EconML
EconML copied to clipboard
True TE estimates in customer segmentation example
Hi, I have a couple of questions for Case Study - Customer Segmentation at An Online Media Company
- In the true te estimate part, why was it not just gamma_fn(X) but instead price*gamma_fn(X)/demand? Because I see the formula in DGP is Y = gamma(X).T + beta(X,W), then I presume gamma(X) is the CATE.
- How should we actually interpret the CATE(X) when the Y and T were log transformed? As I understand, The CATE(X) interpretation when using raw Y and T is for example CATE 0.3 means that on certain X value, the Y will change by 0.3 with the change in treatment. I'm not sure with the log transformation being used here.
I appreciate your responses. Thanks!
have you figured out? I have the same question
To make the example realistic, we use a mis-specified model (where the functional form of what we're estimating does not exactly match the data-generating process). We take the log transform of price and demand so that the treatment effect that we calculate is the price-elasticity of demand, which is basically the percentage change in demand that results from a percentage change in price and which is frequently used in pricing applications.

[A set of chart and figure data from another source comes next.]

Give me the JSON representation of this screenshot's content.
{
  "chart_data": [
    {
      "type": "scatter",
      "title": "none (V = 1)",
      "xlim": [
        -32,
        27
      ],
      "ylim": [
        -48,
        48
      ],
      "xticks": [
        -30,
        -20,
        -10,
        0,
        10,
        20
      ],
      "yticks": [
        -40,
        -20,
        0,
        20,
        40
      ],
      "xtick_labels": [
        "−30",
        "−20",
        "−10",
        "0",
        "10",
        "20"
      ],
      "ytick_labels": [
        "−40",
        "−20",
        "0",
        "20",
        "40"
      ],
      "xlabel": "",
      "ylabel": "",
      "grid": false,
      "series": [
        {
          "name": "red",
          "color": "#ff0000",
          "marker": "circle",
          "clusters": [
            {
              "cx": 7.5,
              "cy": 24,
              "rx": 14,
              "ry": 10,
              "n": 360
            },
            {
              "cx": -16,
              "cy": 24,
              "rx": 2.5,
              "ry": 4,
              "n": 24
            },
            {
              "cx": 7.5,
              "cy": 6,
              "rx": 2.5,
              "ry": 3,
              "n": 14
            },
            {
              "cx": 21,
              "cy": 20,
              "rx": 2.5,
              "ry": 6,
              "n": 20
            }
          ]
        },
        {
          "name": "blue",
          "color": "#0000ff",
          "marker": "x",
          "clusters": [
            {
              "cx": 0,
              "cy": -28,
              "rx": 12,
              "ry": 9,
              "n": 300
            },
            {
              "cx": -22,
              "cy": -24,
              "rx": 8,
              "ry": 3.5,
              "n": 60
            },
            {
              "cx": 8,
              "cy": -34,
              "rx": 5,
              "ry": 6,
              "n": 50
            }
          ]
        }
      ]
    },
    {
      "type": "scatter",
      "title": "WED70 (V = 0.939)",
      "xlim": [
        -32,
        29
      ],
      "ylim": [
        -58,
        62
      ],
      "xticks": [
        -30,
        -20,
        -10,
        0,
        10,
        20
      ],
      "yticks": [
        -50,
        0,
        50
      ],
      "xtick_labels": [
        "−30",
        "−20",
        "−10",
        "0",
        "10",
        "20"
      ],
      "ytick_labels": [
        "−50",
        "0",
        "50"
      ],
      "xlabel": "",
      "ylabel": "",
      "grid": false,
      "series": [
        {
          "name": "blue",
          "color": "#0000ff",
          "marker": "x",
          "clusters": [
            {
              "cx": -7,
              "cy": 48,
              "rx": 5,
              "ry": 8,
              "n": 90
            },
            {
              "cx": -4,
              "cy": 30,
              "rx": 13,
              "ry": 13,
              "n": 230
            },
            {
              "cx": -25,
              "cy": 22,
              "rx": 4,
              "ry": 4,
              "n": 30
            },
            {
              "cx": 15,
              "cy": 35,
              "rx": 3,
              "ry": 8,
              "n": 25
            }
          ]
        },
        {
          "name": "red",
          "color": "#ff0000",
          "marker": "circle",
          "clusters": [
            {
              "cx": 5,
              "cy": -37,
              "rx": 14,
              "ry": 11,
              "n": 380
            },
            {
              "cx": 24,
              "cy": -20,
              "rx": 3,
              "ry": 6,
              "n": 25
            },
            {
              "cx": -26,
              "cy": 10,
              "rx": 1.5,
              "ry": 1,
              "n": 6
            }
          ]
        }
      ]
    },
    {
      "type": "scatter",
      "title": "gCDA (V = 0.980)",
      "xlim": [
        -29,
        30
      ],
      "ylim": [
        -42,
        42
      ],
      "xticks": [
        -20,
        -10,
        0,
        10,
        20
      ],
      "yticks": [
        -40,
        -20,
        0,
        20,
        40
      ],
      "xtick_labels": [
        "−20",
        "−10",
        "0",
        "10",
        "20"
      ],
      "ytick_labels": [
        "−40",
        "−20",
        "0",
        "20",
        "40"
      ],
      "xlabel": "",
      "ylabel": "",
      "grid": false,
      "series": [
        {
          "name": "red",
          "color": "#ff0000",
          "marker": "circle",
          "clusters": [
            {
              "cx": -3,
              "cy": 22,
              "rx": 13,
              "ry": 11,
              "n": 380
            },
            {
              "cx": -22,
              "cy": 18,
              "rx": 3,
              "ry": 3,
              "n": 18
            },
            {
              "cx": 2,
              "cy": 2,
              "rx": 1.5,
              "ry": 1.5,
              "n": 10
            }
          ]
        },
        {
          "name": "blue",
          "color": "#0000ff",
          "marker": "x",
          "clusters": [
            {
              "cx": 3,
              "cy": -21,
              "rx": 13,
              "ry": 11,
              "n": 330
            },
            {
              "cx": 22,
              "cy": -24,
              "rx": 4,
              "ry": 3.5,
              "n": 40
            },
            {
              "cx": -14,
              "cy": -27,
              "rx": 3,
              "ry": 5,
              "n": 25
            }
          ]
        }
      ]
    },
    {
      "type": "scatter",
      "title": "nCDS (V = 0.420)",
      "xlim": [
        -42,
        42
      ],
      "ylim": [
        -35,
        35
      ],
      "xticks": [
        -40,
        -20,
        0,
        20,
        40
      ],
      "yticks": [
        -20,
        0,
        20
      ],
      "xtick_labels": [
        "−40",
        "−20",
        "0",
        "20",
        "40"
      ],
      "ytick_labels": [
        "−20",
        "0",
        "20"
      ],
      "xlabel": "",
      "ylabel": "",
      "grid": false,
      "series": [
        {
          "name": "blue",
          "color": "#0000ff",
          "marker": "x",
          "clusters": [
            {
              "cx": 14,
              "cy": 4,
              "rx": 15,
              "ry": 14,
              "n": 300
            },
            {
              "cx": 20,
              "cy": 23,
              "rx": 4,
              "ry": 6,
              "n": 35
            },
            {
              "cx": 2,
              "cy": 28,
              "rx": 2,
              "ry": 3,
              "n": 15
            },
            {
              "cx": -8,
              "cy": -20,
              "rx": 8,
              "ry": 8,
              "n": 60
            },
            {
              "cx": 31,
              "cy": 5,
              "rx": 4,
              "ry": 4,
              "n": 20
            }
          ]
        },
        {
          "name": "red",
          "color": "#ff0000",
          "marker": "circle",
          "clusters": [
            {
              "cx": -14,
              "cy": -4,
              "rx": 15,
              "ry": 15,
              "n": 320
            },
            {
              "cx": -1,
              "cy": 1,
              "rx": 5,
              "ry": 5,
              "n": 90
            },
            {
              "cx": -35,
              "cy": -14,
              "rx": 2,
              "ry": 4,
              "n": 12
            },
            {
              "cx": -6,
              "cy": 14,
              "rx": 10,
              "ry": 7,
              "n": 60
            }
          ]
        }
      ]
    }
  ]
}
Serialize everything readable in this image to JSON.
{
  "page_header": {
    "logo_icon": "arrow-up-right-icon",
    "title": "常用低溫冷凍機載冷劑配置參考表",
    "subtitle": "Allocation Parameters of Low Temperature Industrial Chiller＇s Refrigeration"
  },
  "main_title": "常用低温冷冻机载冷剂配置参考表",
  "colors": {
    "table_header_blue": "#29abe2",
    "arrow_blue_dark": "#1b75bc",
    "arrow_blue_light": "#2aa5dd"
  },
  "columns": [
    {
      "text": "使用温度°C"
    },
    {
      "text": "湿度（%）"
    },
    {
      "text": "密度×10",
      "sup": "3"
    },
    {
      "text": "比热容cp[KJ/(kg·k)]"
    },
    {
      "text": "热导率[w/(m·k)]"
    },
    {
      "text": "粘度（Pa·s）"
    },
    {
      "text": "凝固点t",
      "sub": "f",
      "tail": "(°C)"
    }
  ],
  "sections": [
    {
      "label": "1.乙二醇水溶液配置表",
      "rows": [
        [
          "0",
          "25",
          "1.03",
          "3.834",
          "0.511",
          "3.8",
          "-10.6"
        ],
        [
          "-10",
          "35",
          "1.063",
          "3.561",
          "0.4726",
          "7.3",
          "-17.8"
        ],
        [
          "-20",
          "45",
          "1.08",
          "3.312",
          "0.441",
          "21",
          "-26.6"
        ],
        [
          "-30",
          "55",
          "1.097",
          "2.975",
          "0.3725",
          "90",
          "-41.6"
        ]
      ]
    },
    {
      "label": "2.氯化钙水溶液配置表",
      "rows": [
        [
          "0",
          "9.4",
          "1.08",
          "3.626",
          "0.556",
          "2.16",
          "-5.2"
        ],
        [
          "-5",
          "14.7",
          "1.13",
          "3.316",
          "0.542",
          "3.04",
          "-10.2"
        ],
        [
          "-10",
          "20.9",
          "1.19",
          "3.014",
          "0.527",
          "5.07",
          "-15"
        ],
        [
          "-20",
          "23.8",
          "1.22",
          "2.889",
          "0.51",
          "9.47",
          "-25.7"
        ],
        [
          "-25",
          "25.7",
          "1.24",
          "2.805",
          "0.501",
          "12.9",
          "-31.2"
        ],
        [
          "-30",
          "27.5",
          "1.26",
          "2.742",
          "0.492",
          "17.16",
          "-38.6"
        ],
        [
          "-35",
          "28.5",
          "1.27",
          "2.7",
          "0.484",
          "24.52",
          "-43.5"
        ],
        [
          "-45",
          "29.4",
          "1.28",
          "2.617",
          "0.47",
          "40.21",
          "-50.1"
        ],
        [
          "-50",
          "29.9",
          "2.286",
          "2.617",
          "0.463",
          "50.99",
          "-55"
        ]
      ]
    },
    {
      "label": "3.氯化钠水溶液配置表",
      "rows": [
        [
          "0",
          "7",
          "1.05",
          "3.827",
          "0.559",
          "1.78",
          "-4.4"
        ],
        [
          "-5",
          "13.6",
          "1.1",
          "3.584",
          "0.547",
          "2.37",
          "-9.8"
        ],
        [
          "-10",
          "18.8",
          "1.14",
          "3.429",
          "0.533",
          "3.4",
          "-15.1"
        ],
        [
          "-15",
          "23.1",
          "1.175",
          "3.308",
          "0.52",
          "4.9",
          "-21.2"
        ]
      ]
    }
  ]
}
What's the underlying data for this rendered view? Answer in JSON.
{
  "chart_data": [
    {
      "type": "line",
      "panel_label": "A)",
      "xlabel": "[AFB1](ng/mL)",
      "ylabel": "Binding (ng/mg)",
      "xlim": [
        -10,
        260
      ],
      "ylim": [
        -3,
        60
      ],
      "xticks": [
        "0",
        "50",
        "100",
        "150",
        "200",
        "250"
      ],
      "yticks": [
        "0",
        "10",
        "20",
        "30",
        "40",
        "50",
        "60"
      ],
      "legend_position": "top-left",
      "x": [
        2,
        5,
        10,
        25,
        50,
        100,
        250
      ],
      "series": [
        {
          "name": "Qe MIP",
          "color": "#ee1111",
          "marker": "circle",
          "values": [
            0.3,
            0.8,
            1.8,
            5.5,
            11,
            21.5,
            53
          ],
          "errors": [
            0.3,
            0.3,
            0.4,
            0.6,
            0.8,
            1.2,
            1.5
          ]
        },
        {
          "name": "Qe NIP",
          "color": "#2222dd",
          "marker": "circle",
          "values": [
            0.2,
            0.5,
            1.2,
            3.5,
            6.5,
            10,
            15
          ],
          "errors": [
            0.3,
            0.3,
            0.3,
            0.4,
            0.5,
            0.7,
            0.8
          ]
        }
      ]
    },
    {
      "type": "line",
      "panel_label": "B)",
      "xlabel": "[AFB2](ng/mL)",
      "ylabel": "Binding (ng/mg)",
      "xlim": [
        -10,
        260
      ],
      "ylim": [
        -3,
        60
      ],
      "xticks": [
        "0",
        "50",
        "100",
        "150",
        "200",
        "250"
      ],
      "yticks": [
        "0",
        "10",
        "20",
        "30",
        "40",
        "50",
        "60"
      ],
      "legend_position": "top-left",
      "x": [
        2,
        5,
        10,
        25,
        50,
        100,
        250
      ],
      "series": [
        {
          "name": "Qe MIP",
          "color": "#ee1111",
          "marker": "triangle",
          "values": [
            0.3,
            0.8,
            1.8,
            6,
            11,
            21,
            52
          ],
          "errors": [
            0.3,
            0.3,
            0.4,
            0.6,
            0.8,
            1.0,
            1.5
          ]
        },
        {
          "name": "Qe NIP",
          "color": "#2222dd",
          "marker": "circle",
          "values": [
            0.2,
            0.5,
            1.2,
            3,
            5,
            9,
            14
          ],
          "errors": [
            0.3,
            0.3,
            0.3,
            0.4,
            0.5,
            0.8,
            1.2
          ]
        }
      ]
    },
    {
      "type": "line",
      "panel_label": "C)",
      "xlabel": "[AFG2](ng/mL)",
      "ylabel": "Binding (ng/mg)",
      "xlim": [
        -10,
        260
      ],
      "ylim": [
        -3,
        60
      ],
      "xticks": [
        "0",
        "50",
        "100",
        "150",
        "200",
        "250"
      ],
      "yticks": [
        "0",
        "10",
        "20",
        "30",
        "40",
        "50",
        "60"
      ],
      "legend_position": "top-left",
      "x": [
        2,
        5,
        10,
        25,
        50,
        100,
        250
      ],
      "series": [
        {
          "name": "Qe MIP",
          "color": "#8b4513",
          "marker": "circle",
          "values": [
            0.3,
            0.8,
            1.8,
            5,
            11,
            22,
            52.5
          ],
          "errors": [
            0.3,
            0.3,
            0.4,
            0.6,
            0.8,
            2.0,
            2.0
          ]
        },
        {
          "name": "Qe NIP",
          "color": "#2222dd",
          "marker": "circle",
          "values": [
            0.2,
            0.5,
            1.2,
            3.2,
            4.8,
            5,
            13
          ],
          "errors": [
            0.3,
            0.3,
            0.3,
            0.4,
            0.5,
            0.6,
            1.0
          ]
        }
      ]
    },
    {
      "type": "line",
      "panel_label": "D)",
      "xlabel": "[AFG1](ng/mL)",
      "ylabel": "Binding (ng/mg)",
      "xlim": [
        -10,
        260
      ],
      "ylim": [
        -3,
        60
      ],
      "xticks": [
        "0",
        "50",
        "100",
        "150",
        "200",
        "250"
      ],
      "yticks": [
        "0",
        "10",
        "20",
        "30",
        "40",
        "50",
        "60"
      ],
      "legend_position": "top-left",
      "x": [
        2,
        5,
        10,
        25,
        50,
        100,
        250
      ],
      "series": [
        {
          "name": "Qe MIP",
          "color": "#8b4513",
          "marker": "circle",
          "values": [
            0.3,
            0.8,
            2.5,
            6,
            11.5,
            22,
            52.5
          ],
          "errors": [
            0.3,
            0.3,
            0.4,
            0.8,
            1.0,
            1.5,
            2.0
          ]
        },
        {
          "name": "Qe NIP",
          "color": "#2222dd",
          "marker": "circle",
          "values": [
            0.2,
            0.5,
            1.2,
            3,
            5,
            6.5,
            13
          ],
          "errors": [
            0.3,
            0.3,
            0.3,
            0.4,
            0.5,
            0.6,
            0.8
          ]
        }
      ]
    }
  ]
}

However, because this model is mis-specified, there is no simple linear relationship between log(Y) and log(T): log(Y)=log(gamma(X).T+beta(X,W)), which can't be rewritten as log(T)*theta(X)+f(X,W). However, for small changes around the typical price, hopefully a linear approximation will be reasonable. In general, ∂log(Y)/∂log(T)=∂Y/∂T * (T/Y), so the true treatment effect in the transformed system will be gamma(X)*T/Y, which is our ground truth that we hope to recover.
Does that help?
And just to be even more explicit - the true treatment effect really is gamma(X)*T/Y (this is not an approximation); the issue with our mis-specified model is that we are assuming that the true treatment effect is a function of only X, which is not the case here - because of how T and Y enter this expression, the true treatment effect depends on not only X but also T and W, and so for a given value of X we can average this expression over our data (or compute other quantities related to the distribution, such as 5th and 95th quantiles), but we won't have only a single CATE for any given X which we would if our model were correctly specified.